With surplus liquidity at close to Rs 11.5 lakh crore, Saggar suggested that any change in the policy rate would not be apt in term of sequencing the withdrawal from crisis time policies.

"Changing repo rate at this stage will not be effective and apt from sequencing viewpoint," he wrote.

According to Saggar, the policy focus to revive growth on a durable basis needs to continue and "should entail consideration to avoid inflation risks that may emanate when credit demand improves, likely ahead of output gap closing."

"This arduous task needs to be carried without endangering sustainable recovery in growth," he said, adding that gradual adjustments in policy are possible even within the accommodative stance.

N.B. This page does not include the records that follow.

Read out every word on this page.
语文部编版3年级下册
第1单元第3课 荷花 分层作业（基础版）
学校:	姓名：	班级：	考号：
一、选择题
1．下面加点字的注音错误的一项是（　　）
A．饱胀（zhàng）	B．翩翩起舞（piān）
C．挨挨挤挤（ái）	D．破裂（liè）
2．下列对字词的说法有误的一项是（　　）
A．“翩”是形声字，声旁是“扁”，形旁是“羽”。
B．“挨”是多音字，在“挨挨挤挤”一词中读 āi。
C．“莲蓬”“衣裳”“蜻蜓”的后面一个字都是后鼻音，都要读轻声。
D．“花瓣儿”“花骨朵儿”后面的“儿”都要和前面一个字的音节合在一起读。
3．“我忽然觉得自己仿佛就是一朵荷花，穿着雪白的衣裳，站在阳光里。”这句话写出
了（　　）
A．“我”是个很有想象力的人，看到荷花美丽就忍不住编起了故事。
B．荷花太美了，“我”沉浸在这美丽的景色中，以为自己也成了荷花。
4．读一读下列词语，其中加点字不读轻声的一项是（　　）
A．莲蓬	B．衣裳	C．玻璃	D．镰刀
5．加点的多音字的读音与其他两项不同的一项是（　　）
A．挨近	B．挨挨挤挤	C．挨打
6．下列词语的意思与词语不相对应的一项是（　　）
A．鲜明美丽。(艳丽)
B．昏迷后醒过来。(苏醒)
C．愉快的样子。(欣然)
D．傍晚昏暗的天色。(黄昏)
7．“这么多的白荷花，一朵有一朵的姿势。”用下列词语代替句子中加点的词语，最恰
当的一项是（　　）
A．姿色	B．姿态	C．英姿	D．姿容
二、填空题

Narrative economics plays an important role in difficult times as even animal spirits are characterised by fat tails and can produce endogenous business cycle movements. However, averting markets becoming opiated to slush liquidity designed as temporary crisis measure is critical to facilitate unwinding when the time comes. Gradual adjustments that are non-disruptive are possible within the accommodative stance.

Alongside the August MPC review, the RBI increased the size of its variable rate reverse repo operations.

Saggar, who in the minutes of the June MPC meet, had expressed concern about the elevated inflation, said interpreting inflation trends have turned difficult with these mixed trends and some fuzziness in data.

Even though the nature of inflation is cost-push, persistence of inflation is worrisome, especially as inflation expectations are getting impacted, Saggar said.

Majority View Remains Dovish

RBI Governor Das, Deputy Governor Michael Patra and members Ashima Goyal and Shashanka Bhide remained focused on growth in their commentary.

"The economy is struggling to regain the momentum that had gathered in the second half of 2020-21. As mentioned earlier, a solidly entrenched increase in aggregate demand is yet to take shape," said Patra, while adding that inflation may persist at elevated levels.

The highest priority now is to revive growth along a sustainable trajectory that becomes compatible with the inflation target as the pandemic recedes, said Patra.

The price that has to be paid for this policy choice is inflation in the upper reaches of, but within, the tolerance band in this exceptional, pandemic ravaged year of 2021-22, as against the overshoot above the upper tolerance band in 2020-21. So far, inflation outcomes are tracking this projected path.
Michael Patra, ED, RBI

The flexible inflation targeting framework allows adequate flexibility to the MPC to deal with unanticipated shocks to the economy in the conduct of its monetary policy, wrote Governor Das.

"The Reserve Bank’s whatever-it-takes approach, bolstered by careful guidance on all aspects in the conduct of monetary policy, has been an important facilitator for the cusp of recovery that we are witnessing at the present juncture," he said.